Richard L. Hasen, the Chancellor’s Professor of Law and Political Science at the University of California, Irvine, offers an analysis of what might save American democracy (

In the end, he says, the Democratic Party must look for and facilitate the creation of coalitions with any Republicans, businesses, civic groups, judges, and whoever is willing to join the struggle against election subversion, along with reaching out to citizens who have become indifferent, who are uninformed, or who are cynical about any progress. This means supporting efforts by pro-democracy groups to educate, organize, get people out to vote, supporting good political candidates, becoming a candidate, volunteering to work at the polls, petitioning, writing letters, becoming informed. But in the final analysis, Hasen writes, “mass, peaceful organizing and protests may be necessary in 2024 and 2025.” “If, he says, “the officially announced vote totals do not reflect the results of a fair election process, that should lead to nationwide peaceful protests and even general strikes.” He adds:

“One could pessimistically say that the fact that we even need to have this conversation about fair elections and rule of law in the United States in the 21st century is depressing and shocking. One could simply retreat into complacency. Or one could see the threats this country faces as a reason to buck up and prepare for the battle for the soul of American democracy that may well lay ahead. If Republicans have embraced authoritarianism or have refused to confront it, and Democrats in Congress cannot or will not save us, we must save ourselves.”

If it comes to this, as well it might, then it may be too late for social movements and progressive unions to make enough of a difference. If democratically organized coalitions prove to be insufficient to stem the anti-democratic, authoritarian drives of the Republicans and Trump’s massive base, then the country is in for a long period of anti-democratic rule.

The cornerstone of extremist political power will rest on the federal government, a vast and corrupted federal bureaucracy, an extraordinary surveillance capability, the military, a supportive and expanded right-wing media disinformation apparatus, a partisan federal judiciary and Supreme Court. And, amidst it all, the majority of voters will be disenfranchised or see their votes nullified. We also should remember that Trump in the White House means he would have the authority to start a nuclear war with little or no consultation. See William J. Perry’s book, The Button: The New Nuclear Arms Race and Presidential Power from Truman to Trump.
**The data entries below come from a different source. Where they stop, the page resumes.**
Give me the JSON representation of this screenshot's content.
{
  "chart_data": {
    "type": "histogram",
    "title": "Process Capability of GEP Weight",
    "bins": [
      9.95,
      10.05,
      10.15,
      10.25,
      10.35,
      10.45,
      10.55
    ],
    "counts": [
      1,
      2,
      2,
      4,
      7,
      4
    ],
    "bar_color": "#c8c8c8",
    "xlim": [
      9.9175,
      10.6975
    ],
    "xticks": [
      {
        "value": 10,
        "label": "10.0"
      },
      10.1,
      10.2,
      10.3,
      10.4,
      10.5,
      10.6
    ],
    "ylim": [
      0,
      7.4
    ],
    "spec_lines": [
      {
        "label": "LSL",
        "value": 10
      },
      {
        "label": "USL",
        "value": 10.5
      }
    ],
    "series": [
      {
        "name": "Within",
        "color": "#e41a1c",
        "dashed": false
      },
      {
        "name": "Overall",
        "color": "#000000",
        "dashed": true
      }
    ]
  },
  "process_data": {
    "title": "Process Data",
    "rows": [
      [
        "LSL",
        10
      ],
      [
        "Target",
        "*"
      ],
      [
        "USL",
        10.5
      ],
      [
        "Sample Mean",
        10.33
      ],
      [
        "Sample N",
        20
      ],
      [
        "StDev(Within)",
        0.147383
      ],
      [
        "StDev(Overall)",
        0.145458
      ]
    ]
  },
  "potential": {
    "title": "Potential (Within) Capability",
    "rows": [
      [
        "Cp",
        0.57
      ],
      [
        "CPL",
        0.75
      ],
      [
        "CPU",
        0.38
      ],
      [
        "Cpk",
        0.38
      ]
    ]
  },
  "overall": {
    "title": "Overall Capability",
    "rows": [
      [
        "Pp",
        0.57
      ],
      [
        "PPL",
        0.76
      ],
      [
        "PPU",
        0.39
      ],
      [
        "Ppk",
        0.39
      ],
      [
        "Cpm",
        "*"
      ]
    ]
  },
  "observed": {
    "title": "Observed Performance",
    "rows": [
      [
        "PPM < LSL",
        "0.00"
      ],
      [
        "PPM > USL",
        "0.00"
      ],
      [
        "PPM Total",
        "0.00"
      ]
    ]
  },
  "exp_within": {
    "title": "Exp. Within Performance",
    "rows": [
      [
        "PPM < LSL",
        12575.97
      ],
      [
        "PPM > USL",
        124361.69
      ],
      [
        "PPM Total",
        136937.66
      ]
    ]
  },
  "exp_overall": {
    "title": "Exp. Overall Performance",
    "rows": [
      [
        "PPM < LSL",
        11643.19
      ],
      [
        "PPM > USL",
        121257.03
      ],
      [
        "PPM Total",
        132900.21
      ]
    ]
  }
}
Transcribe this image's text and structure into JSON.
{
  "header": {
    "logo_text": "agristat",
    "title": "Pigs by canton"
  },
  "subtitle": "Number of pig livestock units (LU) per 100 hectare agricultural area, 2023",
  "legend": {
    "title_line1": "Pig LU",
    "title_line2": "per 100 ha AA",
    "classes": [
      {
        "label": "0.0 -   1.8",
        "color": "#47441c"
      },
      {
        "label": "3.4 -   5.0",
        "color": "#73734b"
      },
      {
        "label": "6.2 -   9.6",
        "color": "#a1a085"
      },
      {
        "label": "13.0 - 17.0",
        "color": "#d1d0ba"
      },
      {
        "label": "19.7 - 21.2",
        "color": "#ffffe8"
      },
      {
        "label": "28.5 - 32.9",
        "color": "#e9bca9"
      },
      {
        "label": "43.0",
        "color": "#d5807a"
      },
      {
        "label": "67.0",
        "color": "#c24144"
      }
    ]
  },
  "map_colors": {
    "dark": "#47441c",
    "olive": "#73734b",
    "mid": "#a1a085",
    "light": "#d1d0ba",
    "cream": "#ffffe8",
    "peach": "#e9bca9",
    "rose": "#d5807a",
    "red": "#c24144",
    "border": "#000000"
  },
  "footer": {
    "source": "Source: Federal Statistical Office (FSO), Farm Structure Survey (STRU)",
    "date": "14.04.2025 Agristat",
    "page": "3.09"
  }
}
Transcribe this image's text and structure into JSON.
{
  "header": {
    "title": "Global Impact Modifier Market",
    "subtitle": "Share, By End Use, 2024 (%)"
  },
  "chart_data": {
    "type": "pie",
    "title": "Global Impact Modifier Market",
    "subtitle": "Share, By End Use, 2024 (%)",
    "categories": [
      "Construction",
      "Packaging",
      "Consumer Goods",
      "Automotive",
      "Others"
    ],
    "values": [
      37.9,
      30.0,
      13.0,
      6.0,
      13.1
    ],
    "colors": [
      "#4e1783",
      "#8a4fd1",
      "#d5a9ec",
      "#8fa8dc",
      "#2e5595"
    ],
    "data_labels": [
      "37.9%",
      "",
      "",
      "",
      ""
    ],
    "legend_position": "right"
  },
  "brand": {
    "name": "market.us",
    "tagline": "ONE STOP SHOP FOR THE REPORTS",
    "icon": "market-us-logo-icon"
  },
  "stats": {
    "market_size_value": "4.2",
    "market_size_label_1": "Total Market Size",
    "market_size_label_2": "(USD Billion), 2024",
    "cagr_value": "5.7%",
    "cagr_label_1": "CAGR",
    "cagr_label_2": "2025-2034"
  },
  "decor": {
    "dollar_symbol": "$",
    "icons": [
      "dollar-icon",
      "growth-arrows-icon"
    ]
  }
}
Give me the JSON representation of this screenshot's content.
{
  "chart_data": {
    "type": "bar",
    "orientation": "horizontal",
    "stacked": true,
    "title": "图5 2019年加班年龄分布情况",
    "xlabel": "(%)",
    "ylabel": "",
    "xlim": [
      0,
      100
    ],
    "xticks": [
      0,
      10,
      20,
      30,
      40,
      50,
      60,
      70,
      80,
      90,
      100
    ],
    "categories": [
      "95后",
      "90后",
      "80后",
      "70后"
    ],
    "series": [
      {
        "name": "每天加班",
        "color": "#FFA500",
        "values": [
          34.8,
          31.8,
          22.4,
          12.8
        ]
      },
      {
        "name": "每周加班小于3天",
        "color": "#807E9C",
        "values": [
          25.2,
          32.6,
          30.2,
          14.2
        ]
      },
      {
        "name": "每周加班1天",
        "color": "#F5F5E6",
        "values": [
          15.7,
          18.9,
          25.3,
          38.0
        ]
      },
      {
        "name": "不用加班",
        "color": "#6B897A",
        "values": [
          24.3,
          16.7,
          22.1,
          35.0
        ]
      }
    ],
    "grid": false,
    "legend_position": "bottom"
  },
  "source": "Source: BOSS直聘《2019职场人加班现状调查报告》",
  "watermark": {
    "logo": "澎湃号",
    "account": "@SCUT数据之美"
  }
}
But such potential eventualities are not written in stone. For the foreseeable future, despite the growing obstacles, millions of people will find ways to vote against them. Many will find ways to go on organizing and educating. The right-wing attachment to neoliberal economic policies and the inequality that it creates will seed unrest in many parts of the society. Their commitment to a fossil-fuel-based energy system and unregulated economic growth will lead to ever-more disastrous and costly climate and environmental disasters. Pandemics and other health crises will be disregarded. Under such conditions, the question is whether those in power will double-down and watch the society fall into a cycle of despair and ungovernability or be forced to reinstate democratic reforms under the pressure of massive unrest and economic and environmental chaos.